Michael Kirkpatrick conducting research in Guatemala City

Oct 28th, 2019

Department of History

Various hojas sueltas from the Fondo Antiguo of the Biblioteca Nacional de Guatemala, 1904
Michael Kirkpatrick conducting research in Guatemala City

Memorial historian explores unpublished sources at the National Library and General Archives.

“I returned to Guatemala this past May for the first time in nearly four years to conduct research in the capital city. This was my sixth time conducting research in Guatemala City since I was a Master’s student in 2004. During my last two visits, I have stayed at the lovely Pan-American Hotel on Ninth Street. The Pan-American—the hotel of choice during the 1960s for flight crews from Pan-American Airlines—has a quaint restaurant where I could eat all the tortillas, tamales, black beans, and guacamole I desired. The hotel is conveniently located a block away from the Central Plaza and a three-minute walk to the National Library and General Archive of Central America where I conducted the majority of my research.

I have long enjoyed conducting research at the National Library which houses two of my favourite collections in Guatemala. The first is the newspaper collection of the Hemeroteca Nacional, which contains hundreds of newspapers of varying runs that date back to the nineteenth century. As my research looks at bourgeois and working-class social and cultural history in late-nineteenth and early-twentieth-century Guatemala City, this newspaper collection is indispensable in detailing day-to-day events and experiences in the capital. The second collection of documents available at the National Library is found in the Fondo Antiguo and consists of hojas sueltas: pamphlets, street literature, manifestos, accusations, gossip, and advertisements that were circulated around Guatemala City and collected by the Valenzuela family. Publishing and distributing hojas sueltas was a manner through which popular grievances could be aired, tarnished reputations could be defended, and public and private events could be announced. The fact that the hojas sueltas could be published anonymously meant that libelous statements and outrageous accusations were made with little consequence. These documents provide insights into opinions and activities sometimes overlooked by newspapers and official correspondences. One of the most interesting hojas sueltas I found on my trip was a denunciation written by a madam who managed a number of brothels and who was keen to defend the honour of her sex workers from the ridicule of bourgeois newspaper editors in the 1890s.

At the General Archives of Central America, I limited my research primarily to examining documents from the Ministry of Governance and Justice, court records, and provincial files. The nature of these documents varies widely, consisting of correspondence between government departments as well as reports from police agents and the Legislative Assembly. They also include petitions addressed to the President or to local governors by vested interests, political clubs, and individuals seeking recompense for perceived wrongs like the working-class woman whose neighbour built a privy next to her kitchen window or the residents who protested against local hustlers who monopolized food supplies and charged extortionary rates for produce. Through such documents I can glean insights into the social history of the period, understanding, for example, how changing economic conditions altered the urban face of the city and the lived experiences of its inhabitants.

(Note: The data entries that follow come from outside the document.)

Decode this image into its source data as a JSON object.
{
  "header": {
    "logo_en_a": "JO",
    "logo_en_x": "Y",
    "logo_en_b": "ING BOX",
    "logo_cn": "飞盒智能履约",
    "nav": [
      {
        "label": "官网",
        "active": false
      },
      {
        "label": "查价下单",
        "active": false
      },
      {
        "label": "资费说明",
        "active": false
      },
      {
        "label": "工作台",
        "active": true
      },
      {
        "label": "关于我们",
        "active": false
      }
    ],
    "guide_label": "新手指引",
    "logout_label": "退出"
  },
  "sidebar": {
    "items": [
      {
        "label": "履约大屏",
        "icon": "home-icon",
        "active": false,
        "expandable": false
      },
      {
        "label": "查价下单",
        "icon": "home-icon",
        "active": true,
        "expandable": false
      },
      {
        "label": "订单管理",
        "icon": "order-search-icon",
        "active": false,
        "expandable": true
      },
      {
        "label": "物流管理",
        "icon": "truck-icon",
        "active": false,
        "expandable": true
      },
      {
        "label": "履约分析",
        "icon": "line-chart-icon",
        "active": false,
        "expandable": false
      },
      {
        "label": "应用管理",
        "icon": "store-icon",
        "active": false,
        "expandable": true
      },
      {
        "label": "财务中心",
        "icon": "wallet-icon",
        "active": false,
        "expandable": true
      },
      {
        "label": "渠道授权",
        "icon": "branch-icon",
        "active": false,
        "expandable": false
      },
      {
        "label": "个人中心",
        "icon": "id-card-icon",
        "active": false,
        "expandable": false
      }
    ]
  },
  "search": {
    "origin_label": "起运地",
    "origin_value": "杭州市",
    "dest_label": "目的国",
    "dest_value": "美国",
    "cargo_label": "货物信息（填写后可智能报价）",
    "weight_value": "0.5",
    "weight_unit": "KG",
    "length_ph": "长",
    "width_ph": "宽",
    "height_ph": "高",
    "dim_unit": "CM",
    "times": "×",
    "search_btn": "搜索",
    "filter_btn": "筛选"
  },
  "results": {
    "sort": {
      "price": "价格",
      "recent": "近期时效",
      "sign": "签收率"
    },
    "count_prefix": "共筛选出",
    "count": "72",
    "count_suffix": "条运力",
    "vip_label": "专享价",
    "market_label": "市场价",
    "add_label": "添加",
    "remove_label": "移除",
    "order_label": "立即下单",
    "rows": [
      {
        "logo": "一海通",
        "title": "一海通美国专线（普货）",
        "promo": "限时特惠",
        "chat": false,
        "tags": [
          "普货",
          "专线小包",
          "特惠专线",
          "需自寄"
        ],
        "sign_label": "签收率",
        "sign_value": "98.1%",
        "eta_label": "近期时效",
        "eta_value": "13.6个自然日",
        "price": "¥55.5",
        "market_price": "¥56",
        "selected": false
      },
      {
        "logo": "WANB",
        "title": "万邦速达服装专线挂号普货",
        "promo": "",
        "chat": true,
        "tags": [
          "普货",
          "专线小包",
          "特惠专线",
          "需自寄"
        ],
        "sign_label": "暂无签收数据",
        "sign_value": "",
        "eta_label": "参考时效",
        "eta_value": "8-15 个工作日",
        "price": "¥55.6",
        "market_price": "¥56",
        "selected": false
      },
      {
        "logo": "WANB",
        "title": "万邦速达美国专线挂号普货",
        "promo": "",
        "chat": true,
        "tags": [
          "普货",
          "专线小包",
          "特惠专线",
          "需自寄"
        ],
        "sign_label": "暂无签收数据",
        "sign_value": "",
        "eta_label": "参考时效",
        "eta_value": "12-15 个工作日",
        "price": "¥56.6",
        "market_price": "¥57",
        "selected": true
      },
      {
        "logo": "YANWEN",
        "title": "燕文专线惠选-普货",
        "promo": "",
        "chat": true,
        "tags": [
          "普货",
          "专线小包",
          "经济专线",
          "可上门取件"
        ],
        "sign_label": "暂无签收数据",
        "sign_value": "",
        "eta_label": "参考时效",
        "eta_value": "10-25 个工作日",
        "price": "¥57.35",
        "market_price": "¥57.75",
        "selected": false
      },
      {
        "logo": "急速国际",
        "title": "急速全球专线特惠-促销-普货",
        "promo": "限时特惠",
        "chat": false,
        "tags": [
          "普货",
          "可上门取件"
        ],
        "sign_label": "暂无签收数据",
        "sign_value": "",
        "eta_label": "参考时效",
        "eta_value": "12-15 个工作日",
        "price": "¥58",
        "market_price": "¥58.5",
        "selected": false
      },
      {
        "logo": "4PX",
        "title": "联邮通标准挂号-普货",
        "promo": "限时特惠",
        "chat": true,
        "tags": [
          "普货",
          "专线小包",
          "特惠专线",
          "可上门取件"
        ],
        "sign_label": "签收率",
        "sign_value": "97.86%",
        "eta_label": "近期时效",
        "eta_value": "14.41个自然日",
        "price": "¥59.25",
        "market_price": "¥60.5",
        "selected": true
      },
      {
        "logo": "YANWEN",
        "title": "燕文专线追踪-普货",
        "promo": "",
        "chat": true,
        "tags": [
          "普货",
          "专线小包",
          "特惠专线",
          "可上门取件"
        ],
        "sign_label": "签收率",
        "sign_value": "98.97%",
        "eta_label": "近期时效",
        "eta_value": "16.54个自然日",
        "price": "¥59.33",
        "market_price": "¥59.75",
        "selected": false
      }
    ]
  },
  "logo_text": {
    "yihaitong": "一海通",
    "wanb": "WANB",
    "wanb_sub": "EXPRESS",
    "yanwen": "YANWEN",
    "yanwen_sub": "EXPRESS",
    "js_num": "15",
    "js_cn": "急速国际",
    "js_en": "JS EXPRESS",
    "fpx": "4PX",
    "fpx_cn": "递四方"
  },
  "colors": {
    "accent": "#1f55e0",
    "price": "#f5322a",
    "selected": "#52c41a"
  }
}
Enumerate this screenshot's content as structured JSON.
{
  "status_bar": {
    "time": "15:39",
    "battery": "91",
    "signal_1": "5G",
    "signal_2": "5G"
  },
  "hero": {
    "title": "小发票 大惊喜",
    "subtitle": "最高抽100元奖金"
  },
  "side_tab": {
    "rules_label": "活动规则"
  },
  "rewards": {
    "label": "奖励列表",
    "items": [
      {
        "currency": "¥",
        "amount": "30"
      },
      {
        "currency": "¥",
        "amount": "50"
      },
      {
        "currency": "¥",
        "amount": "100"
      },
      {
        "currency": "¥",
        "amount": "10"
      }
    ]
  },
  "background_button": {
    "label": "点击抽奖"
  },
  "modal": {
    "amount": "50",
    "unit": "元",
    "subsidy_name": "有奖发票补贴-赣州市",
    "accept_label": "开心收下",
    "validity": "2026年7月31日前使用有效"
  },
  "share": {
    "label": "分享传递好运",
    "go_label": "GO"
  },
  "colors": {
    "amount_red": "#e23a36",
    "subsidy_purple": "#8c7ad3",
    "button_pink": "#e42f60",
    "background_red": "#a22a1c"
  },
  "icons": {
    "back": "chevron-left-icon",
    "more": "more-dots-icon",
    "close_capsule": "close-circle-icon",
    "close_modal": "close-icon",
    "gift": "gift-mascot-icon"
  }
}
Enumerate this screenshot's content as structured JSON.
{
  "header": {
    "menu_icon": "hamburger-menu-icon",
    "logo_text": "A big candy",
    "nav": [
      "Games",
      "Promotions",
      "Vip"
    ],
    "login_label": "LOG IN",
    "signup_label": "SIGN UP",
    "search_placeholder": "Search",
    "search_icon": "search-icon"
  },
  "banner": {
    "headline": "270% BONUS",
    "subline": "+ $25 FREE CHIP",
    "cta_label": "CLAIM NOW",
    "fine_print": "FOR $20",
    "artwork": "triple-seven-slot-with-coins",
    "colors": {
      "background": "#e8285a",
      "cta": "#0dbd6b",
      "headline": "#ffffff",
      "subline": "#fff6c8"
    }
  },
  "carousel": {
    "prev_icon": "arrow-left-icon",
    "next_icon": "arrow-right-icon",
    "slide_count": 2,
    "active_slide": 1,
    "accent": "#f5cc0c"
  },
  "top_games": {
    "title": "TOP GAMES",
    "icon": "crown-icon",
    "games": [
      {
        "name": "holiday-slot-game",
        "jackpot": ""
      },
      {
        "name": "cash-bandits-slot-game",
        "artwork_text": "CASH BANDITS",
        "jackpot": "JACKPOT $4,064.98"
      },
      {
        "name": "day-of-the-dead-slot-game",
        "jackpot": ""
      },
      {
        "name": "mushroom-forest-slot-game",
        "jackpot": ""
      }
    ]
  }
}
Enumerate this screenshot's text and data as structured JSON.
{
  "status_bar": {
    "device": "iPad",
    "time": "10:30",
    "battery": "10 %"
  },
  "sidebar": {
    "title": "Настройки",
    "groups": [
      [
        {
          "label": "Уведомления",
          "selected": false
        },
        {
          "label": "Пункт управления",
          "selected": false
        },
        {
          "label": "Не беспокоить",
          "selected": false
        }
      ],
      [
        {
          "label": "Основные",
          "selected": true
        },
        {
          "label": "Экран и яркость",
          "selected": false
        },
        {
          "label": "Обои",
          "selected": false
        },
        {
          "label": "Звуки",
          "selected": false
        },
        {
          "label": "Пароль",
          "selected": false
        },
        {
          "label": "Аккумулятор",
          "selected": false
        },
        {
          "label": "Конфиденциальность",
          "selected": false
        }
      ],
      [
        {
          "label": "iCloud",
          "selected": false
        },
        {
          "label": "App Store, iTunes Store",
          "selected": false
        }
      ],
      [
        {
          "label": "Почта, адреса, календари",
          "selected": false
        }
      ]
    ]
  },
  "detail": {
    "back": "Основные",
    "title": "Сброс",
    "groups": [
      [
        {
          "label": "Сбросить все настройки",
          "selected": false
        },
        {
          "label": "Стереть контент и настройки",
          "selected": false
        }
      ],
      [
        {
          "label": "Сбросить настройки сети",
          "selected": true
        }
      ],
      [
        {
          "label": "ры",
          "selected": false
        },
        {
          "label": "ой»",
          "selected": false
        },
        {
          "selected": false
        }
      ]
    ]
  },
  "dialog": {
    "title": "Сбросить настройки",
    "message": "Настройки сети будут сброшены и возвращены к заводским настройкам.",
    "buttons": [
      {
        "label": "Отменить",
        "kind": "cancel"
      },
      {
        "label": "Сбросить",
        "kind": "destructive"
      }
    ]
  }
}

As much as I love the capital for its people, beautiful architecture, and sunny days, working in Guatemala City can often be difficult and stressful. The city has changed immensely since I first visited Guatemala in 2004 in ways that are often contradictory. Gone are the vendors who lined Sixth Avenue—locally known as La Sexta or simply “Sixth”—for about ten blocks from the Central Plaza to just north of the Civic Center. For decades these vendors sold everything from fruits and textiles to pirated DVDs and electronics, occupying the sidewalks with their wares and tables. But the crowding and bustle of the street also provided a cover for crime. A number of years ago, the Municipality passed new bylaws which pushed these venders off the sidewalks, relocating them away from the historic core, and closed Sixth Avenue to vehicular traffic. The aim was to recreate La Sexta of old. Historically, the avenue was the premiere downtown shopping district, the site of Parisian-style arcades, movie theatres, department stores, jewelers, and cafes. For both elite and working-class Guatemalans, La Sexta was one of the principal locales for strolling, window-shopping, and peacocking. So common were these social practices that they gave rise to the verb sextear: to promenade or saunter along Sixth Avenue. By and large, the Municipality’s efforts were successful in drawing middle-class Guatemalans back downtown and reducing crime along La Sexta. Whereas a decade ago, the historic core was often abandoned around dusk each evening, today one can see families, couples, and young folks walking along La Sexta after dark. From the perspective of a foreign researcher staying near the Central Plaza, these changes are most welcome. Nevertheless, like many problems in Guatemala, the ‘cleansing’ of La Sexta was not accomplished by addressing social ills like crime, poverty, and violence but rather by spatially displacing these difficulties: the avenue’s vendors, for example, were simply pushed to less safe parts of the city, like the notoriously dangerous 18th Street. These changes remind us that the historical forces that shaped the city a century and a half ago continue to affect everyday life for inhabitants of Central America’s largest metropolitan area.”